Den Parteien kann unter Bedachtnahme auf eine einfache und sparsame Verwaltung
und eine ausreichende Sicherung vor Missbrauch durch dritte Personen auch
elektronische Einsicht in sämtliche gemäß § 35 Abs. 4 zugängliche, ihre Sache
betreffende Daten, die in der Verfahrensautomation Justiz gespeichert sind,
ermöglicht werden.
(5) Für den elektronischen Rechtsverkehr mit
den Staatsanwaltschaften sind die §§ 89a bis 89g GOG anzuwenden.
Haftung für
IT- Einsatz
§ 34b. (1) Für die durch den Einsatz der Informations- und
Kommunikationstechnik verursachten Schäden aus Fehlern bei der Führung
staatsanwaltschaftlicher Geschäfte einschließlich der
Justizverwaltungsgeschäfte sowie der dafür notwendigen Register und sonstigen
Geschäftsbehelfe und der öffentlichen Register haftet der Bund. Die Haftung ist
ausgeschlossen, wenn der Schaden durch ein unabwendbares Ereignis verursacht
wird, das weder auf einem Fehler in der Beschaffenheit noch auf einem Versagen
der Mittel der automationsunterstützten Datenverarbeitung beruht. Im Übrigen
ist das Amtshaftungsgesetz, BGBl. Nr. 20/1949, anzuwenden.
(2) Bei der
elektronischen Übermittlung von Eingaben und Erledigungen haftet der Bund nach
Abs. 1, sofern der Fehler entstanden ist
1. bei Daten, die an die Staatsanwaltschaft
übermittelt worden sind, ab ihrem Einlangen bei der Bundesrechenzentrum GmbH;
2. bei Daten, die von der Staatsanwaltschaft zu
übermitteln sind, bis zu ihrem Einlangen im Verfügungsbereich des Empfängers.“
3. Dem § 42 wird
folgender Abs. 6 angefügt:
(6) Die §§ 13
Abs. 2, 34a und 34b in der Fassung des Bundesgesetzes BGBl. I
Nr. xxx/2005 treten mit 1. Jänner 2006 in Kraft. § 13 Abs. 2 tritt mit 31.

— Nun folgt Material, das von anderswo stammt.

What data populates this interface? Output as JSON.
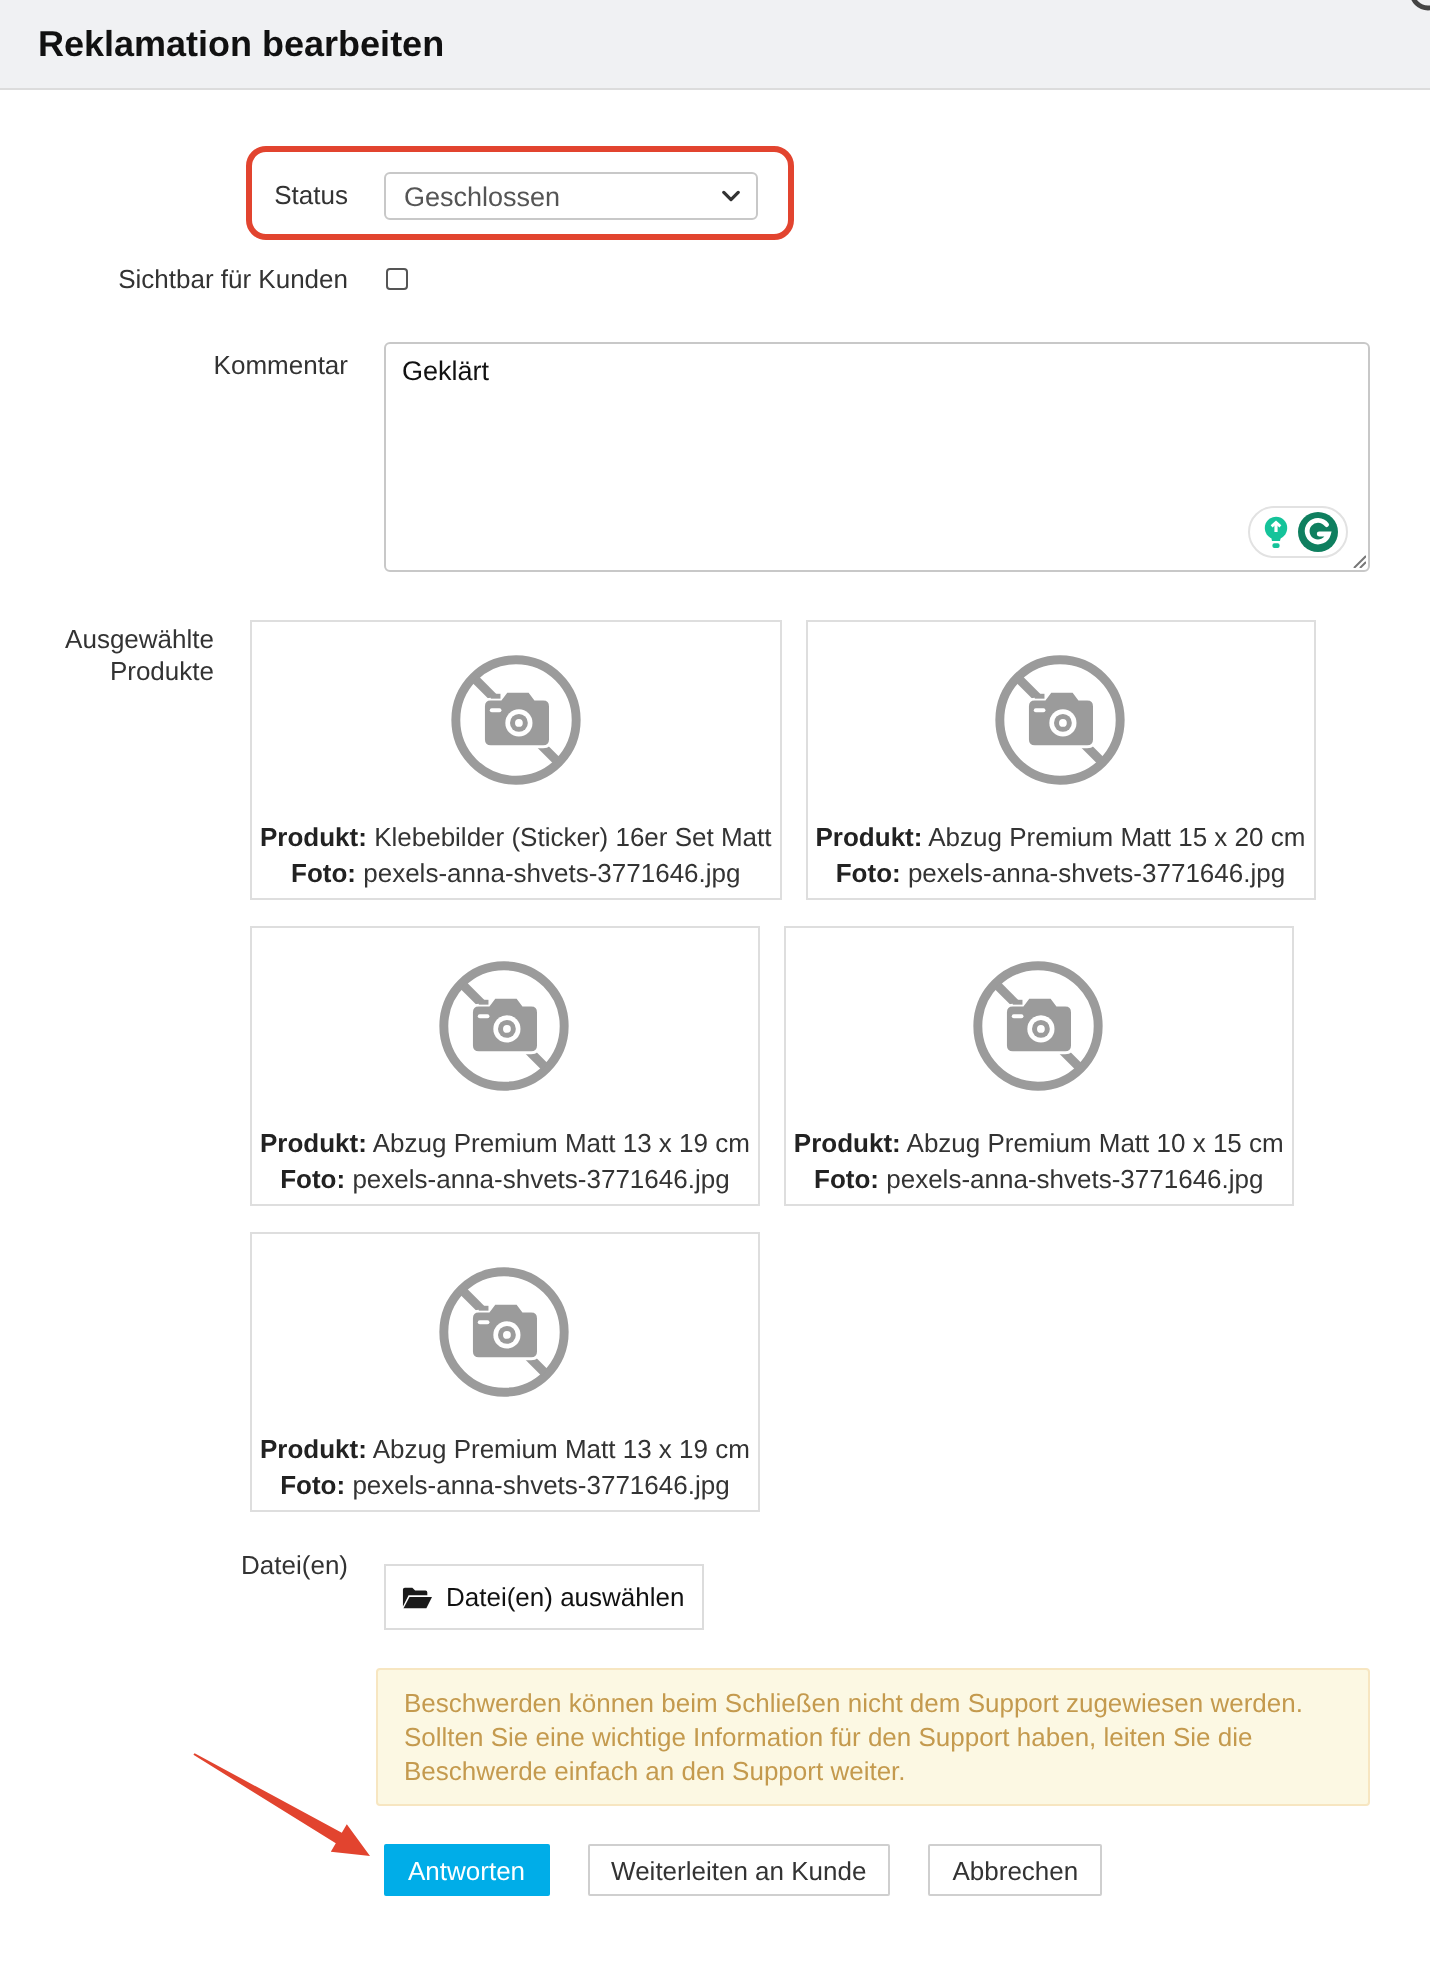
{
  "dialog": {
    "title": "Reklamation bearbeiten"
  },
  "form": {
    "status": {
      "label": "Status",
      "value": "Geschlossen",
      "highlighted": true
    },
    "visible_to_customer": {
      "label": "Sichtbar für Kunden",
      "checked": false
    },
    "comment": {
      "label": "Kommentar",
      "value": "Geklärt"
    },
    "products": {
      "label": "Ausgewählte Produkte",
      "items": [
        {
          "product": "**Produkt:** Klebebilder (Sticker) 16er Set Matt",
          "photo": "**Foto:** pexels-anna-shvets-3771646.jpg"
        },
        {
          "product": "**Produkt:** Abzug Premium Matt 15 x 20 cm",
          "photo": "**Foto:** pexels-anna-shvets-3771646.jpg"
        },
        {
          "product": "**Produkt:** Abzug Premium Matt 13 x 19 cm",
          "photo": "**Foto:** pexels-anna-shvets-3771646.jpg"
        },
        {
          "product": "**Produkt:** Abzug Premium Matt 10 x 15 cm",
          "photo": "**Foto:** pexels-anna-shvets-3771646.jpg"
        },
        {
          "product": "**Produkt:** Abzug Premium Matt 13 x 19 cm",
          "photo": "**Foto:** pexels-anna-shvets-3771646.jpg"
        }
      ]
    },
    "files": {
      "label": "Datei(en)",
      "button": "Datei(en) auswählen"
    }
  },
  "notice": "Beschwerden können beim Schließen nicht dem Support zugewiesen werden. Sollten Sie eine wichtige Information für den Support haben, leiten Sie die Beschwerde einfach an den Support weiter.",
  "buttons": [
    {
      "label": "Antworten",
      "kind": "primary",
      "pointed_at": true
    },
    {
      "label": "Weiterleiten an Kunde",
      "kind": "default",
      "pointed_at": false
    },
    {
      "label": "Abbrechen",
      "kind": "default",
      "pointed_at": false
    }
  ]
}
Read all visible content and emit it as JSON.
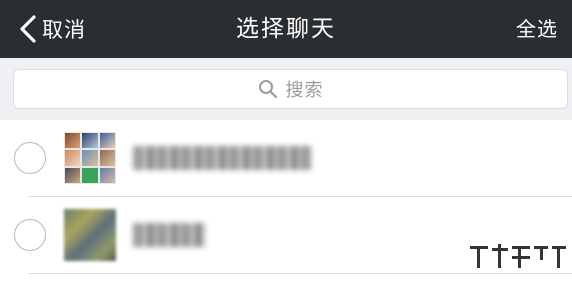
{
  "navbar": {
    "back_label": "取消",
    "title": "选择聊天",
    "select_all_label": "全选"
  },
  "search": {
    "placeholder": "搜索",
    "icon": "search-icon"
  },
  "chats": [
    {
      "name": "",
      "avatar": "group-avatar-grid",
      "selected": false
    },
    {
      "name": "",
      "avatar": "contact-avatar",
      "selected": false
    }
  ],
  "colors": {
    "navbar_bg": "#2b2e31",
    "search_area_bg": "#efeff4"
  }
}
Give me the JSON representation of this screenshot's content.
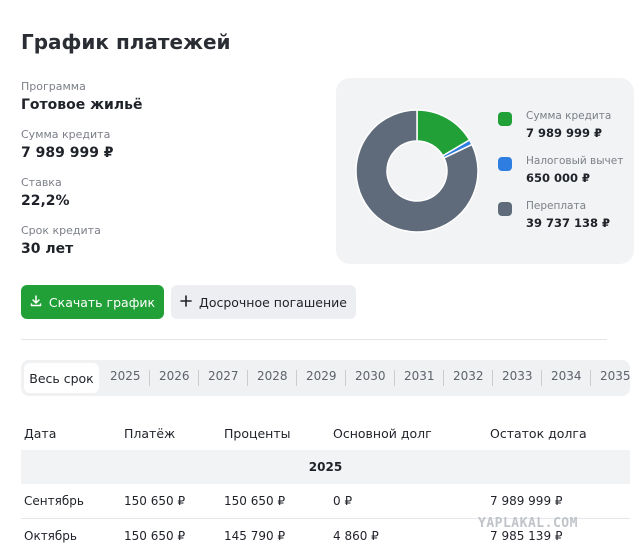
{
  "page": {
    "title": "График платежей"
  },
  "info": [
    {
      "label": "Программа",
      "value": "Готовое жильё"
    },
    {
      "label": "Сумма кредита",
      "value": "7 989 999 ₽"
    },
    {
      "label": "Ставка",
      "value": "22,2%"
    },
    {
      "label": "Срок кредита",
      "value": "30 лет"
    }
  ],
  "chart_data": {
    "type": "pie",
    "categories": [
      "Сумма кредита",
      "Налоговый вычет",
      "Переплата"
    ],
    "values": [
      7989999,
      650000,
      39737138
    ],
    "labels": [
      "7 989 999 ₽",
      "650 000 ₽",
      "39 737 138 ₽"
    ],
    "colors": [
      "#21a038",
      "#2e7de1",
      "#5f6b7a"
    ],
    "legend": "right"
  },
  "buttons": {
    "download": "Скачать график",
    "early": "Досрочное погашение"
  },
  "tabs": {
    "all": "Весь срок",
    "years": [
      "2025",
      "2026",
      "2027",
      "2028",
      "2029",
      "2030",
      "2031",
      "2032",
      "2033",
      "2034",
      "2035"
    ]
  },
  "table": {
    "headers": [
      "Дата",
      "Платёж",
      "Проценты",
      "Основной долг",
      "Остаток долга"
    ],
    "group": "2025",
    "rows": [
      [
        "Сентябрь",
        "150 650 ₽",
        "150 650 ₽",
        "0 ₽",
        "7 989 999 ₽"
      ],
      [
        "Октябрь",
        "150 650 ₽",
        "145 790 ₽",
        "4 860 ₽",
        "7 985 139 ₽"
      ]
    ]
  },
  "watermark": "YAPLAKAL.COM"
}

Dezember 2007 wieder außer Kraft. Mit dem Außerkraftreten tritt § 13 Abs. 2 in
der Fassung des Bundesgesetzes BGBl. Nr. 507/1994, wieder in Kraft.
Artikel III
Änderungen des
Tilgungsgesetzes
Das
Tilgungsgesetz, BGBl. Nr. 68/1972, zuletzt geändert durch das Bundesgesetz
BGBl. I Nr. 100/2005, wird wie folgt geändert:
1. Im § 6 Abs. 1
wird nach der Z 2 folgende Z 2a eingefügt:
„2a. den zur Einleitung und Durchführung des
Strafvollzuges zuständigen Anstalten zum Zweck der Vorbereitung der
Klassifizierung (§§ 134, 161 des Strafvollzugsgesetzes),“
2. Im § 9 wird folgender
Abs. 1d eingefügt:
(1d)
§ 6 Abs. 1 Z 2a in der Fassung des Bundesgesetzes BGBl. I Nr. xxx/xxxx tritt
mit 1.Jänner 2006 in Kraft.“
Artikel IV
In-Kraft-Treten
Artikel I dieses
Bundesgesetzes tritt mit 1. Jänner 2006 in Kraft.